PROVO, Utah — Full-time missionary service begins with an act of moral agency, and mission leaders can help their missionaries continue to exercise that moral agency, establishing a pattern for life, Elder Dieter F. Uchtdorf taught at the 2025 Seminar for New Mission Leaders.
“The selfless exercise of moral agency lends a holiness to the work and to the people,” said Elder Uchtdorf of the Quorum of the Twelve Apostles, speaking Saturday, June 21, at the Provo Missionary Training Center in Provo, Utah.
Whatever struggles or weaknesses missionaries may have, they also have “one huge and decisive thing going for them — they chose to serve a mission,” said Elder Uchtdorf, noting each met with a bishop or branch president and expressed a desire to serve the Lord, setting everything aside to be a representative of Christ.
The process differs from most callings in The Church of Jesus Christ of Latter-day Saints, as no one sends in applications to serve, for example, as a bishop, Relief Society president, Primary music leader or even mission leader.
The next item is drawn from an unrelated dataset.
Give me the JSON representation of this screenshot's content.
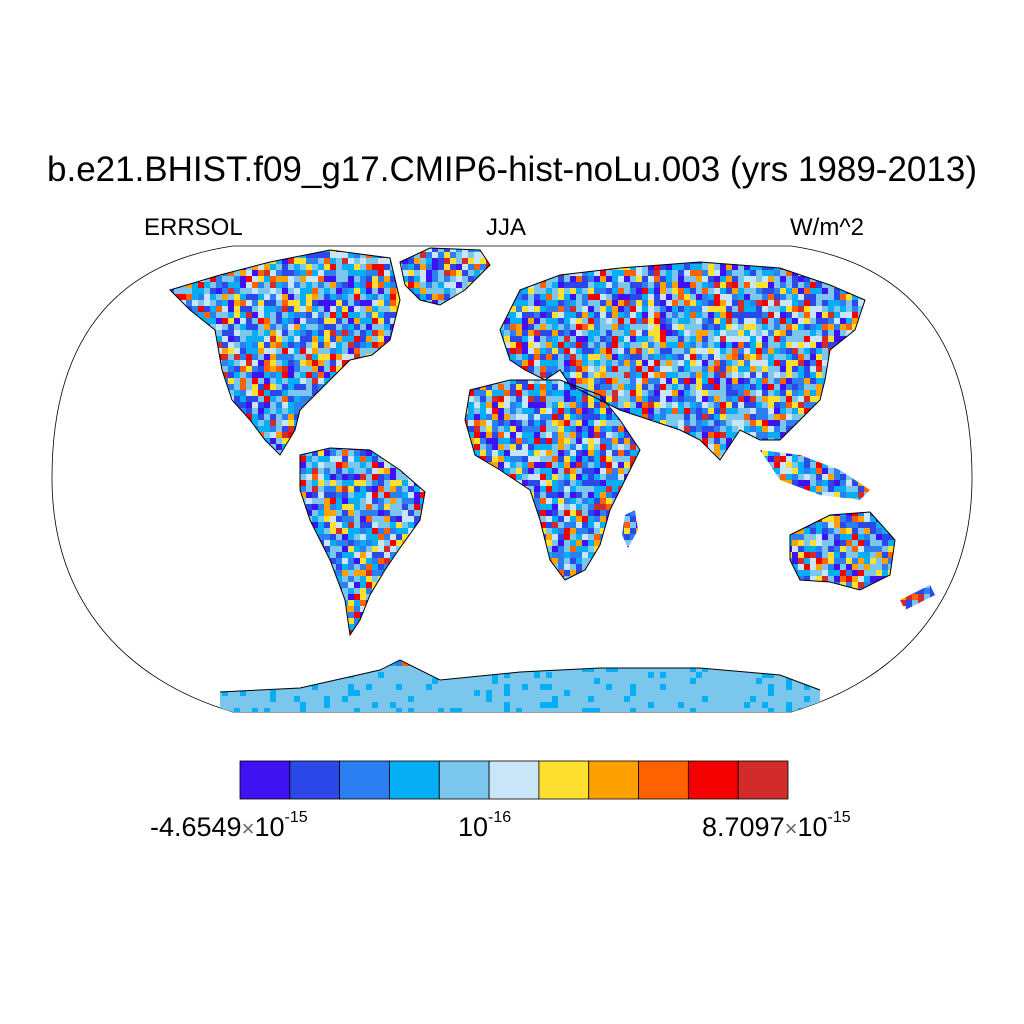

“In a sacred act of agency, they said to the Lord, ‘Here am I; send me,’” Elder Uchtdorf said. “Then, when the call came from the Lord’s prophet, they accepted. … It is their choices, not just their abilities, that show who they truly are.”
He reminded the mission leaders to let that truth transform the way they help their missionaries live up to their potential. “Always remember there is a sacred flame of righteous desire inside of each missionary. Part of your responsibility is to help your missionaries to give full expression to that desire.”
That full expression, Elder Uchtdorf said, can be found in Doctrine and Covenants 58:28: “The power is in them, wherein they are agents unto themselves.”

That power comes by their love for God and neighbor, by the covenants they’ve made, by the consecration they’re making and by their setting apart.
“With that power in them, your missionaries have chosen to be ‘anxiously engaged in a good cause,’” Elder Uchtdorf said, citing Doctrine and Covenants 58:27. “They can ‘do many things of their own free will, and bring to pass much righteousness.’ With that power in them, and their free choice, they will accomplish far more than if you spell out everything they must do or over-regiment their every move.”
How missionaries exercise their moral agency also impacts others, including friends of the Church who are seeking courage to make their own difficult choices in embracing the gospel. “It is the power of example that brings miracles to pass.”
Elder Uchtdorf encouraged the mission leaders to “help your missionaries to understand that moral agency is not the freedom to decide what is right or what is wrong. Agency is the freedom to choose between right or wrong — to show, by their choices, which one they prefer.”
He called attention to the first word of the missionary purpose: “invite.” Every other action — from baptism to teaching — needs the consent of someone outside of a missionary’s individual control. But “once we invite someone, we give them the opportunity to exercise their faith and their agency,” he said, later adding, “And if people decide not to accept our invitation, that is their decision.”

Elder Uchtdorf emphasized that missionaries need to know they will be held accountable for their own choices, not for the choices of others, and underscored how goals and plans are foundational to exercising one’s agency. “Goals give life to your plans, and plans give muscle to your goals,” he said.
When diligent efforts — on a mission or anytime — don’t seem to be making a difference, rather than give up or let up, Elder Uchtdorf suggests recalling Doctrine and Covenants 64:32-34, which includes: “Wherefore, be not weary in well-doing, for ye are laying the foundation of a great work. And out of small things proceedeth that which is great. Behold, the Lord requireth the heart and a willing mind.”
Said Elder Uchtdorf: “A mission is an opportunity to give the Lord your ‘heart and [your] willing mind.’ It is a chance to show — and develop — your faith that small and simple things really do produce a great and marvelous work. You get to demonstrate, by your consistent choices, that you believe in what you are building and that it will be monumental, even majestic.
“So never be weary of well-doing,” he added. “Instead, be joyful, be grateful, rejoice in the freedom to choose this wonderful work. You will give thanks that the Savior, Jesus Christ, called you and you were able to leave your nets and follow Him.”